Perkemahan kompetisi pengguna kelas telah menjadi sunyi, para pengguna kelas ada yang bermeditasi atau tidur.
Besok adalah kompetisi individu, dan banyak peserta sedang mengumpulkan energi dan mempersiapkan diri untuk besok.
Aturan kompetisi individu saat ini belum diketahui dan tidak akan diumumkan hingga besok.
Format kompetisi berubah setiap tahun dan tidak dapat ditebak.
Tiba-tiba, lampu-lampu di seluruh kota berhenti menyala sejenak.
Suara deburan ombak tiba-tiba menjadi lebih keras.
Kemudian, angin kencang bertiup, dan gelombang naik hingga ratusan meter tingginya, hampir menenggelamkan seluruh kota.
Untuk kompetisi pengguna kelas atas, Kekaisaran Shenxia telah melakukan reklamasi lahan, sehingga garis pantainya meluas hingga 1.000 meter ke laut.

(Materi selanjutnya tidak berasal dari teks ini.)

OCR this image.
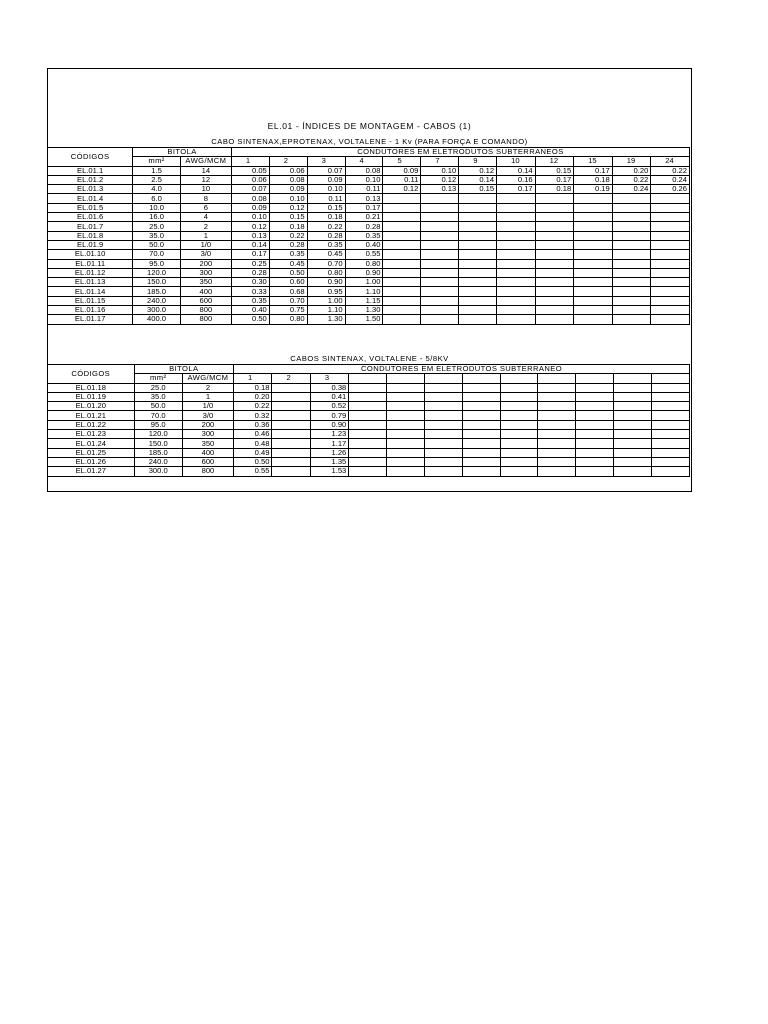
EL.01 - ÍNDICES DE MONTAGEM - CABOS (1)
CABO SINTENAX,EPROTENAX, VOLTALENE - 1 Kv (PARA FORÇA E COMANDO)
CÓDIGOS	BITOLA		CONDUTORES EM ELETRODUTOS SUBTERRANEOS											
	mm²	AWG/MCM	1	2	3	4	5	7	9	10	12	15	19	24
EL.01.1	1.5	14	0.05	0.06	0.07	0.08	0.09	0.10	0.12	0.14	0.15	0.17	0.20	0.22
EL.01.2	2.5	12	0.06	0.08	0.09	0.10	0.11	0.12	0.14	0.16	0.17	0.18	0.22	0.24
EL.01.3	4.0	10	0.07	0.09	0.10	0.11	0.12	0.13	0.15	0.17	0.18	0.19	0.24	0.26
EL.01.4	6.0	8	0.08	0.10	0.11	0.13								
EL.01.5	10.0	6	0.09	0.12	0.15	0.17								
EL.01.6	16.0	4	0.10	0.15	0.18	0.21								
EL.01.7	25.0	2	0.12	0.18	0.22	0.28								
EL.01.8	35.0	1	0.13	0.22	0.28	0.35								
EL.01.9	50.0	1/0	0.14	0.28	0.35	0.40								
EL.01.10	70.0	3/0	0.17	0.35	0.45	0.55								
EL.01.11	95.0	200	0.25	0.45	0.70	0.80								
EL.01.12	120.0	300	0.28	0.50	0.80	0.90								
EL.01.13	150.0	350	0.30	0.60	0.90	1.00								
EL.01.14	185.0	400	0.33	0.68	0.95	1.10								
EL.01.15	240.0	600	0.35	0.70	1.00	1.15								
EL.01.16	300.0	800	0.40	0.75	1.10	1.30								
EL.01.17	400.0	800	0.50	0.80	1.30	1.50								
CABOS SINTENAX, VOLTALENE - 5/8KV
CÓDIGOS	BITOLA		CONDUTORES EM ELETRODUTOS SUBTERRANEO											
	mm²	AWG/MCM	1	2	3									
EL.01.18	25.0	2	0.18		0.38									
EL.01.19	35.0	1	0.20		0.41									
EL.01.20	50.0	1/0	0.22		0.52									
EL.01.21	70.0	3/0	0.32		0.79									
EL.01.22	95.0	200	0.36		0.90									
EL.01.23	120.0	300	0.46		1.23									
EL.01.24	150.0	350	0.48		1.17									
EL.01.25	185.0	400	0.49		1.26									
EL.01.26	240.0	600	0.50		1.35									
EL.01.27	300.0	800	0.55		1.53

Lokasi tempat penyelenggaraan kompetisi ini awalnya merupakan bagian dari laut.
Saat ini, tempat-tempat kompetisi diselimuti tirai cahaya, sedang direnovasi sebagai persiapan untuk kompetisi individu besok.

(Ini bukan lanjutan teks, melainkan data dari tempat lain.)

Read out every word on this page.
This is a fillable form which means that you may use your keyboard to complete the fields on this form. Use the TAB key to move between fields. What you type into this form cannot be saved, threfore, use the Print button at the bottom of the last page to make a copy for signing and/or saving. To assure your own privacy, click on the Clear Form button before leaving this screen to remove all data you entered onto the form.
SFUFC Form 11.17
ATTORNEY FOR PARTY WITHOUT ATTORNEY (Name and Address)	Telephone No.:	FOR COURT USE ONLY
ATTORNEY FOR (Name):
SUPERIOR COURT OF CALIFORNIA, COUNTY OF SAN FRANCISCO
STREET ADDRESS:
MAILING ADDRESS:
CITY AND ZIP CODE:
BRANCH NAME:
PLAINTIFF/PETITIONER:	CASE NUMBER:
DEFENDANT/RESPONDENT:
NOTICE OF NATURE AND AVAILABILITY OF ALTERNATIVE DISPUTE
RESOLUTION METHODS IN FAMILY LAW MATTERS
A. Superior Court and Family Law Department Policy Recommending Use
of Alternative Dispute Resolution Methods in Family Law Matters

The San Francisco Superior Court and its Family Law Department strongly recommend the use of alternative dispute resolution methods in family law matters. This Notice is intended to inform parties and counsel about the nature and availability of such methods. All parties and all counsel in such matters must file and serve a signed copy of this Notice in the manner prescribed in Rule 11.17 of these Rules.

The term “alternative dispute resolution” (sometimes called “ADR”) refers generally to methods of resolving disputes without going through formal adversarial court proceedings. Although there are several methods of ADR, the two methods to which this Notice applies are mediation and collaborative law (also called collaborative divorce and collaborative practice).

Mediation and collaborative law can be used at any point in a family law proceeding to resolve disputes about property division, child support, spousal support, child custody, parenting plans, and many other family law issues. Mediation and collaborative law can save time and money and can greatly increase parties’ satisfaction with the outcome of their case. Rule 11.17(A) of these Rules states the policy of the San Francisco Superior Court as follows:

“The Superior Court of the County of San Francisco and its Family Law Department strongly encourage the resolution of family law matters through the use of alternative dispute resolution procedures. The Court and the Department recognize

Akibat terjangan gelombang, tirai cahaya itu berguncang hebat.
Dua tirai cahaya raksasa yang menyelimuti tempat acara di lantai atas dan lantai bawah memancarkan cahaya cemerlang, menerangi separuh Kota Nanhong.
Seolah raksasa yang tiba-tiba terbangun, Kota Nanhong berkobar dengan cahaya yang menyilaukan.
Saat itu, ada awan gelap di langit, yang mengeluarkan kilat menggelegar.
Dalam sekejap, seluruh Kota Nanhong diselimuti kilat.
Sambaran petir itu bukanlah acak, melainkan masing-masing mengarah ke formasi teleportasi.
Dalam sekejap, semua formasi teleportasi Kota Nanhong hancur.
Bahkan formasi teleportasi yang tersembunyi jauh di dalam pun tidak luput dari nasib ini.
Setelah sambaran petir, sebuah penghalang besar runtuh dan, seperti mangkuk terbalik, mendarat di Kota Nanhong.
Sebagian besar Kota Nanhong diselimuti oleh penghalang, termasuk tempat penyelenggaraan kompetisi pengguna kelas dan perkemahan.
Penghalang tersebut membentang sepuluh kilometer di luar garis pantai, meliputi area laut yang luas.
Seluruh proses tersebut memakan waktu kurang dari satu detik.
Pada saat pengguna kelas bereaksi, penghalang tersebut sudah terbentuk.
Saat ini, sebagian besar Kota Nanhong telah terjebak, tanpa ada jalan keluar.